Policymakers should address the issue of respite care for families caring for an aging person. The strain of caring for someone aging can often take a physical and financial toll on families. In the case of Alzheimer’s, for example, the stress of caring for a family member is a constant struggle. The Alzheimer’s Association reports that one third of family caregivers suffer from some form of depression.  The cost on the family caregiver is also economic (Alzheimer’s Association Report, “2011 Alzheimer’s Disease Facts and Figures,” 28, 2011).

According to the Alzheimer’s Association, “the economic value of the unpaid care provided to those with Alzheimer’s and other dementias totaled $202.6 billion in 2010.” Such pressure on family members creates a powder keg in the home. Workplace absences, physical exhaustion, and a general sense of isolation can lead to violent outbursts towards the elderly person. Federal and state elected officials are beginning to recognize that investing in a respite care policies can prevent the possible health and safety hazards.  But policymakers should move more rapidly to fund and provide availability for respite care.

Addressing the issues of social discrimination against the aging remains a critical component of abuse. Lawmakers can provide leadership in this problem on at least two levels. First, consider the opportunity of pairing public schools with aging communities. Creating intergenerational ties runs counter to our contemporary loss of social capital.  Robert Putnam, in his work Bowling Alone, argues that this loss of social capital leads to fragmented communities and disconnections between generations.  It also has the potential for creating a general prejudice among generations that do not behave as we want them.
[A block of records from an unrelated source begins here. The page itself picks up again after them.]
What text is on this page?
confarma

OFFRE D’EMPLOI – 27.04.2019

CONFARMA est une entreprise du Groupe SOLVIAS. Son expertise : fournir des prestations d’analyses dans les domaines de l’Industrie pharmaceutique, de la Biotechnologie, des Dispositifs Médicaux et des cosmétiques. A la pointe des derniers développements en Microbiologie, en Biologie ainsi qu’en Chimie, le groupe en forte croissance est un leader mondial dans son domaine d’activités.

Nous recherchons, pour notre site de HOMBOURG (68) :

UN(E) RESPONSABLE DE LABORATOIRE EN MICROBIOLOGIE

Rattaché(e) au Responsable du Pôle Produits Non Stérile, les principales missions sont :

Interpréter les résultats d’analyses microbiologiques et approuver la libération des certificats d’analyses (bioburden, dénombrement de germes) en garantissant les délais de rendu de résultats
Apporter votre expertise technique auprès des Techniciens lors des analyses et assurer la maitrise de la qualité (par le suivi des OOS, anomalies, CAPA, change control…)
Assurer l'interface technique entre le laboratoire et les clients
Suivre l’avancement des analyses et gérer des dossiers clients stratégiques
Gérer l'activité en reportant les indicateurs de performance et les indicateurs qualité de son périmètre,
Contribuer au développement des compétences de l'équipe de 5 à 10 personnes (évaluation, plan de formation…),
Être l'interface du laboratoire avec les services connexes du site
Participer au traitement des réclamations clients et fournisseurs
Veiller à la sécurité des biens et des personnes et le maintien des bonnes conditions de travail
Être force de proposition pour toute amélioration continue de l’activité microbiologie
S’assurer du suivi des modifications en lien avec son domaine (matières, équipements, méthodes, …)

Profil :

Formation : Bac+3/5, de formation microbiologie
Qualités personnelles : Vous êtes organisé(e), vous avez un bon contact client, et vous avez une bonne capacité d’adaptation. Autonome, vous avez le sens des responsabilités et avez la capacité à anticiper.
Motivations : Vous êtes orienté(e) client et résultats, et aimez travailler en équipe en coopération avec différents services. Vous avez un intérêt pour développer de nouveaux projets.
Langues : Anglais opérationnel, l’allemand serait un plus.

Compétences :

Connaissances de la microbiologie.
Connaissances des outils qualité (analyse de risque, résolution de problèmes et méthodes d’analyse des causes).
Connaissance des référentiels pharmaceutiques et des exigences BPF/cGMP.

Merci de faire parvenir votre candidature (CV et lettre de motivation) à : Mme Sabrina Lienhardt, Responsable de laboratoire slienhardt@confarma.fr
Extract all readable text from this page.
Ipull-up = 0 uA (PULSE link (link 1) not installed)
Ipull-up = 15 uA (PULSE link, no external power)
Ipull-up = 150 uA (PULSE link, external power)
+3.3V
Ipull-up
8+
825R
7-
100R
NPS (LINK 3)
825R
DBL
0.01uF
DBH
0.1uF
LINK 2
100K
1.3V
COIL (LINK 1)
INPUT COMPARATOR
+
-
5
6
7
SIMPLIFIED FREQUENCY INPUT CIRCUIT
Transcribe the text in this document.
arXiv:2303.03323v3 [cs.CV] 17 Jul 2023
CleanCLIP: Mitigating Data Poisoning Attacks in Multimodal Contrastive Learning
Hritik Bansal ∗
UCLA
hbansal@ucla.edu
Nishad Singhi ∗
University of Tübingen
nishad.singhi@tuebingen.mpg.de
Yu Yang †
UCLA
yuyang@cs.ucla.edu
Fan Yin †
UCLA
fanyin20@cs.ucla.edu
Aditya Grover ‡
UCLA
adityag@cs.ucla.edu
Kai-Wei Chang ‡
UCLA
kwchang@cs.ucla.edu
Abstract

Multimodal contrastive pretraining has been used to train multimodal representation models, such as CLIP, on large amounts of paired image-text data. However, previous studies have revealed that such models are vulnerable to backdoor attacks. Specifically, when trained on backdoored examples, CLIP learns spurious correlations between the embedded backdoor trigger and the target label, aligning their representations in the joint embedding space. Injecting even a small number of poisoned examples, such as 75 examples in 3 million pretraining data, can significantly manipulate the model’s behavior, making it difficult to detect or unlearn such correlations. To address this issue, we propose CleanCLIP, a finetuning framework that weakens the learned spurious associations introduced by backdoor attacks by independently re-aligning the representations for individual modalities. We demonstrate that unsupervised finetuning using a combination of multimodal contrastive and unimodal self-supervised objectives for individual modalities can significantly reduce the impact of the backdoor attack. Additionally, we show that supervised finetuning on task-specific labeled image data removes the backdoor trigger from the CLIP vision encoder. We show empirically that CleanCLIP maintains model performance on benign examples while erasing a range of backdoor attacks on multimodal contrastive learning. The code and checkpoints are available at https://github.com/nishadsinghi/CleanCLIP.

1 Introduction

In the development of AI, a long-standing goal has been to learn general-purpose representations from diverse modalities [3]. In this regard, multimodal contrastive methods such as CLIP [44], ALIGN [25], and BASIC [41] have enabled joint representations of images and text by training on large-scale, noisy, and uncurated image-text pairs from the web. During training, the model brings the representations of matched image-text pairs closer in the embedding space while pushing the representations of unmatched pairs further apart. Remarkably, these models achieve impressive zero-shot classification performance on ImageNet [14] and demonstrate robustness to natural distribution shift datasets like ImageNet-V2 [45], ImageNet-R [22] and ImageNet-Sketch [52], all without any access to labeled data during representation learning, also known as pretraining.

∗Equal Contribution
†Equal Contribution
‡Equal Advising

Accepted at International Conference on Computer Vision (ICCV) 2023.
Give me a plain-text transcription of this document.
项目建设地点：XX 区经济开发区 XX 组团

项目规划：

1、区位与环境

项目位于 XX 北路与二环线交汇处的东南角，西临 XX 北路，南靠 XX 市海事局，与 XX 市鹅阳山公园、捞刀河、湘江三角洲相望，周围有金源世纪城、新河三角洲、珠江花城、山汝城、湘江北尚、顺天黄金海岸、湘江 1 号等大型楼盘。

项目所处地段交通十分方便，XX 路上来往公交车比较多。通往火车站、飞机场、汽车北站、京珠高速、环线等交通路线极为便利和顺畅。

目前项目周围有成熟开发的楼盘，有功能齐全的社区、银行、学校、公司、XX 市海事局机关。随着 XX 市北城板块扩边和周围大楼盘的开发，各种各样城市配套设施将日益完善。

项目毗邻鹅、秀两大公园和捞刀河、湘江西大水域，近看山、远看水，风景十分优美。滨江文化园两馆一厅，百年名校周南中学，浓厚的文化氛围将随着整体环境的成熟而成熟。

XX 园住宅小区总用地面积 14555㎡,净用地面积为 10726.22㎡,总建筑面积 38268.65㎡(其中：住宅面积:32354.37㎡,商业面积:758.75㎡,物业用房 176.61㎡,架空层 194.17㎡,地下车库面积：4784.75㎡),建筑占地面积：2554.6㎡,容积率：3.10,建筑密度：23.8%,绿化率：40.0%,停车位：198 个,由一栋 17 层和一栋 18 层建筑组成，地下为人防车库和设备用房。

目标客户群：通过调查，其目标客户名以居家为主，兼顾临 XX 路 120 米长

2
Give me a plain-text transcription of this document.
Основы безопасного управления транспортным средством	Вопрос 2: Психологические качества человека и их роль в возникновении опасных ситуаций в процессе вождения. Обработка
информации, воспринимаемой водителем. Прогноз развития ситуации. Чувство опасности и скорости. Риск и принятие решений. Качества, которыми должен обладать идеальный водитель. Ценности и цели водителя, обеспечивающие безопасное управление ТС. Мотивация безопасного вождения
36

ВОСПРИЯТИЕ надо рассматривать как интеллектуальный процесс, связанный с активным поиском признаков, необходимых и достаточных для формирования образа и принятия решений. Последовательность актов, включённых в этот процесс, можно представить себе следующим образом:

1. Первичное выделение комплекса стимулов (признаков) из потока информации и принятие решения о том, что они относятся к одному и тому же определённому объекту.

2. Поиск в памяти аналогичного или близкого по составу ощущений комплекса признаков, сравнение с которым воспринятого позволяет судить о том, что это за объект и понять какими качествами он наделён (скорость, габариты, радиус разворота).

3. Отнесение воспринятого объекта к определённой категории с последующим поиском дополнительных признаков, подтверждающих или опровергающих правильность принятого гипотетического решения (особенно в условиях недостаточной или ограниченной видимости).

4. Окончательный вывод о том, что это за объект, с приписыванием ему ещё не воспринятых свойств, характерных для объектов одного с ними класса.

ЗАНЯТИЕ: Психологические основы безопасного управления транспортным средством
Psychologists refer to this as prescriptive prejudice.  The world is built on the perception that youthful is better than elderly. This general perception can lead to demeaning those in older generations and ultimately relegating those in an older generation as less important, opening the door to potential abusive situations.

Defining the role of social services fits within the broader policy goals of addressing elder abuse. Often, lawmakers describe social services in a pejorative light. A misunderstanding among policymakers is that social service spending, particularly Medicaid, is a money pit for public budgeting. This attitude has the potential to create a stigma of avoidance among public policy decisions. Aging policy, for example, has not traditionally been at the forefront of campaigns and elections. Few candidates discuss aging policy, unless it is to highlight the problems of institutional care. What lawmakers overlook in the rhetoric surrounding the cost of social services is the economic investment such programs provide to a community.Aging services is a particularly labor intensive area. Economic multiplier estimates suggest that for every dollar invested in the care of our elderly, the local economy receives an additional 7 dollars. Investing in the care and safety of our elderly, then, not only protects some of the most vulnerable members of our society, but it also creates an economic return for the community.

Policymakers, both nationally and globally, would do well to remember those frail and aging members of our communities. Not only because it is the right thing for human rights, but because it is the right thing to do economically.  The aging boom is just beginning and where we go with our policy decisions in the next several years will be critical to stemming the epidemic of elderly abuse and discrimination.


Alzheimer’s Association Report. “2011 Alzheimer’s Disease Facts and Figures.” 2011

National Center on Elder Abuse,  “Fact Sheet,” 1.  2005. Retrieved from

World Health Organization. “Global Health and Aging.” 2 January, 2012.